'Piano antimafia' demagogico del governo Berlusconi
Il neoduce contestato dagli operai del porto di Gioia Tauro

"Siamo impegnati in una lotta del bene contro il male. L'obiettivo del governo è di arrivare a una completa vittoria del bene e a una sconfitta definitiva del male. È una promessa. E, come sempre, la manterremo". Con questo messaggio dal tono messianico indirizzato "ai cari amici calabresi" il neoduce Berlusconi ha inaugurato la riunione del Consiglio dei ministri (Cdm) a Reggio Calabria il 28 gennaio ("la prima nella storia d'Italia", ha sottolineato trionfante), nella quale il governo ha annunciato con grande enfasi l'approvazione di un "piano straordinario contro le mafie" articolato in 10 punti.

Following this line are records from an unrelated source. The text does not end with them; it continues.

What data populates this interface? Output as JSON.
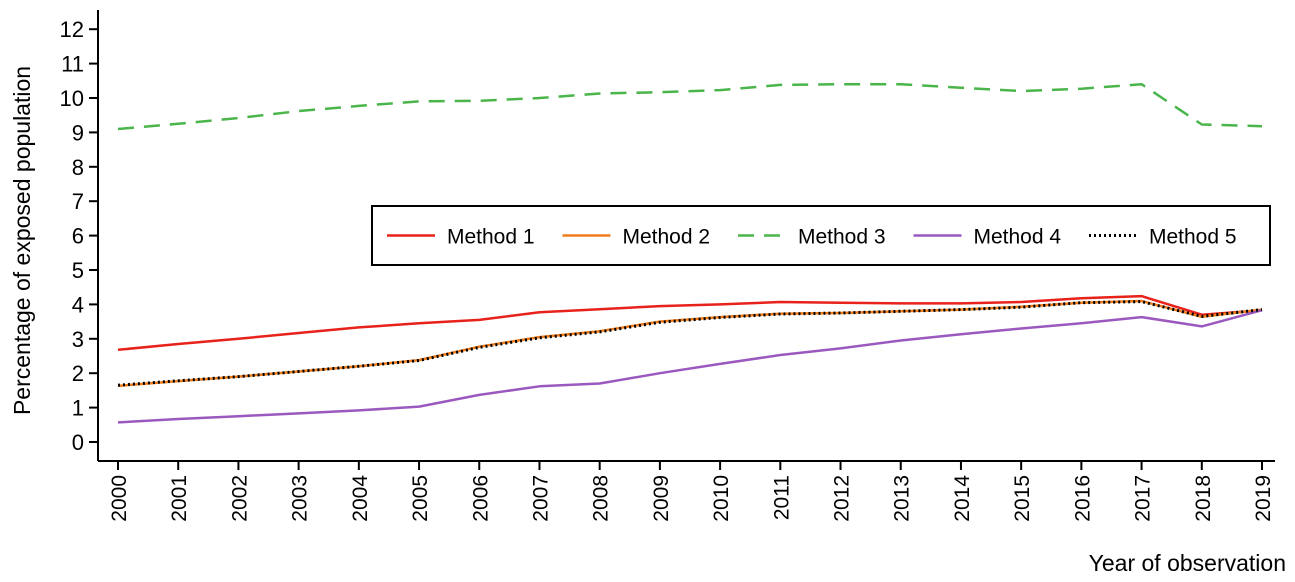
{
  "chart_data": {
    "type": "line",
    "title": "",
    "xlabel": "Year of observation",
    "ylabel": "Percentage of exposed population",
    "ylim": [
      0,
      12
    ],
    "yticks": [
      "0",
      "1",
      "2",
      "3",
      "4",
      "5",
      "6",
      "7",
      "8",
      "9",
      "10",
      "11",
      "12"
    ],
    "categories": [
      "2000",
      "2001",
      "2002",
      "2003",
      "2004",
      "2005",
      "2006",
      "2007",
      "2008",
      "2009",
      "2010",
      "2011",
      "2012",
      "2013",
      "2014",
      "2015",
      "2016",
      "2017",
      "2018",
      "2019"
    ],
    "legend_position": "center-right",
    "grid": false,
    "series": [
      {
        "name": "Method 1",
        "color": "#e8211b",
        "dash": "solid",
        "values": [
          2.68,
          2.85,
          3.0,
          3.17,
          3.33,
          3.45,
          3.55,
          3.77,
          3.86,
          3.95,
          4.0,
          4.07,
          4.05,
          4.03,
          4.03,
          4.07,
          4.18,
          4.24,
          3.7,
          3.83
        ]
      },
      {
        "name": "Method 2",
        "color": "#f07c1c",
        "dash": "solid",
        "values": [
          1.63,
          1.77,
          1.9,
          2.05,
          2.2,
          2.38,
          2.77,
          3.05,
          3.22,
          3.5,
          3.63,
          3.73,
          3.75,
          3.8,
          3.85,
          3.93,
          4.05,
          4.1,
          3.64,
          3.85
        ]
      },
      {
        "name": "Method 3",
        "color": "#4ab54a",
        "dash": "dashed",
        "values": [
          9.1,
          9.25,
          9.42,
          9.62,
          9.77,
          9.9,
          9.92,
          10.0,
          10.13,
          10.17,
          10.23,
          10.38,
          10.4,
          10.4,
          10.3,
          10.2,
          10.27,
          10.4,
          9.23,
          9.18
        ]
      },
      {
        "name": "Method 4",
        "color": "#9b59c0",
        "dash": "solid",
        "values": [
          0.57,
          0.67,
          0.75,
          0.83,
          0.92,
          1.03,
          1.37,
          1.62,
          1.7,
          2.0,
          2.27,
          2.53,
          2.72,
          2.95,
          3.13,
          3.3,
          3.45,
          3.63,
          3.36,
          3.83
        ]
      },
      {
        "name": "Method 5",
        "color": "#000000",
        "dash": "dotted",
        "values": [
          1.65,
          1.78,
          1.9,
          2.05,
          2.2,
          2.37,
          2.75,
          3.03,
          3.2,
          3.48,
          3.62,
          3.72,
          3.75,
          3.8,
          3.85,
          3.92,
          4.05,
          4.08,
          3.65,
          3.85
        ]
      }
    ]
  }
}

Il primo punto riguarda un decreto legge, su proposta dello stesso Berlusconi e del ministro dell'Interno Maroni, che istituisce l'"Agenzia per la gestione dei beni sequestrati e confiscati alla criminalità organizzata", con sede nella stessa Reggio Calabria. Altri 8 provvedimenti saranno raggruppati in un unico disegno di legge, su proposta di Maroni e del ministro della Giustizia Alfano, che secondo quanto annunciato nel comunicato stampa emesso al termine del vertice, comprenderebbe: la delega al governo per raggruppare in un testo unico tutte le leggi antimafia emanate dal 1965 ad oggi; nuovi strumenti di aggressione ai patrimoni mafiosi; misure di contrasto all'ecomafia; misure a sostegno delle vittime del racket e dell'usura; una mappa informatica delle organizzazioni criminali; il potenziamento dell'azione antimafia nel settore degli appalti; iniziative sul piano internazionale per contrastare la criminalità transnazionale; norme di contrasto alla criminalità organizzata. Infine, su proposta del ministro del Lavoro Sacconi, è stato approvato un "piano straordinario di vigilanza nei territori del Meridione più sensibili ai problemi del lavoro irregolare in agricoltura e in edilizia", che prevede l'invio di 550 ispettori per controllare 20 mila aziende in Campania, Puglia, Calabria e Sicilia.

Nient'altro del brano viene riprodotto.